Embora se antecipe uma reestruturação significativa entre os fornecedores, a tecnologia continua em um processo de melhoria (PURSELL; WALKER, 2020). Para Pursell e Walker (2020), o primeiro passo para a implementação bem-sucedida e lucrativa da tecnologia de IA em qualquer organização é dissipar os mitos e as concepções errôneas que distorcem a sua imagem real.
A seguir, analisaremos os sete mitos recorrentes acerca da IA, segundo os autores.
Mito 1: A IA é um robô
O primeiro mito é a comum confusão entre IA e robôs. Segundo Pursell e Walker (2020), a IA refere-se a um conjunto de procedimentos de análise de dados ou algoritmos realizados por software em um hardware, enquanto os robôs são dispositivos equipados com sensores que produzem dados digitalizados, uma unidade de processamento central para esses dados, partes mecânicas para realizar tarefas e uma fonte de energia para operar. Os autores destacam que muitas aplicações de IA, como em vendas e marketing, recursos humanos, finanças, atendimento ao cliente, educação, jurídico e governo, geralmente não envolvem robôs. Além disso, esclarecem que, embora a IA possa ser usada para controlar robôs, isso não confere a esses robôs uma inteligência semelhante à humana, não importa quão realistas eles possam parecer.
Mito 2: A IA sabe o que está fazendo
O segundo mito é a ideia de que a IA é autônoma e consciente de suas ações. A obra de Pursell e Walker (2020) enfatiza que a IA é uma ferramenta, não possuindo vontade ou volição. Seu desempenho e "comportamento" são inteiramente dependentes das instruções fornecidas por programadores humanos. Os autores advertem que as verdadeiras ameaças associadas à IA são resultado de negligência, descuido, malícia ou mal-entendidos humanos, não da IA em si. Eles citam como exemplo o infame caso do chatbot "Tay3" da Microsoft, que começou a produzir mensagens ofensivas após aprender com interações não moderadas nas redes sociais.

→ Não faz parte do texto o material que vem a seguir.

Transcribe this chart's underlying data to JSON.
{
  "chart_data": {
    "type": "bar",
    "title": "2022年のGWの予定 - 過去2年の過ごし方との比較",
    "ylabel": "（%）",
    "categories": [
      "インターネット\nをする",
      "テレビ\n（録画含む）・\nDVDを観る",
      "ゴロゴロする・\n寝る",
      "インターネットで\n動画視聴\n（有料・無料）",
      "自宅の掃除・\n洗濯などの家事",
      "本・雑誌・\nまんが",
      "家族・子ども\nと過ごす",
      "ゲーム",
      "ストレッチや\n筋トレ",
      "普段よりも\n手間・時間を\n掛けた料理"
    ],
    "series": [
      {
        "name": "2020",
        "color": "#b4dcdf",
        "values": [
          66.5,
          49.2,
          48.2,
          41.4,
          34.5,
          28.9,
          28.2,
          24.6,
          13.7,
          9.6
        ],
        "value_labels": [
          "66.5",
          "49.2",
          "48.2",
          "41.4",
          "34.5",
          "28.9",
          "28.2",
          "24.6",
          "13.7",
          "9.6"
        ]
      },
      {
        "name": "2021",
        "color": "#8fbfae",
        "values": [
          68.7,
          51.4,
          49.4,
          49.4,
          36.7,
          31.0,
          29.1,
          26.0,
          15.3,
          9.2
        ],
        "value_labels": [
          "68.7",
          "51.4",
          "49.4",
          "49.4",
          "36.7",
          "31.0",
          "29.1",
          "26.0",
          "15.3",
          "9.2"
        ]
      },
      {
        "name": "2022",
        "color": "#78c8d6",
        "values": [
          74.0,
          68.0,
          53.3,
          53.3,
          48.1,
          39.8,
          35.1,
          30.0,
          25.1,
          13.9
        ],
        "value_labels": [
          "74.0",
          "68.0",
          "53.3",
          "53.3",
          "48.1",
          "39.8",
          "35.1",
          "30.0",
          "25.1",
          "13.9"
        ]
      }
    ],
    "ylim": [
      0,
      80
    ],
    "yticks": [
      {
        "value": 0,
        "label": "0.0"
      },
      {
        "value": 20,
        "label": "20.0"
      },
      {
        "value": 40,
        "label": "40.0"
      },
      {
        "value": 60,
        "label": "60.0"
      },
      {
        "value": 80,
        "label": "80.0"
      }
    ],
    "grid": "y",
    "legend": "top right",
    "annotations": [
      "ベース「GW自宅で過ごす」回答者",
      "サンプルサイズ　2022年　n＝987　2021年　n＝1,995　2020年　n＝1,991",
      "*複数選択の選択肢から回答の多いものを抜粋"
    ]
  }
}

Mito 3: A IA é inescapável
O terceiro mito abordado por Pursell e Walker (2020) se refere à concepção equivocada de que a IA é inescapável. Sem dúvida, a IA desempenha um papel cada vez mais proeminente na economia moderna, com aplicações se espalhando por diversos setores como fogo. A rejeição das tecnologias da IA, de acordo com a ótica de alguns, poderia situar uma organização em desvantagem competitiva.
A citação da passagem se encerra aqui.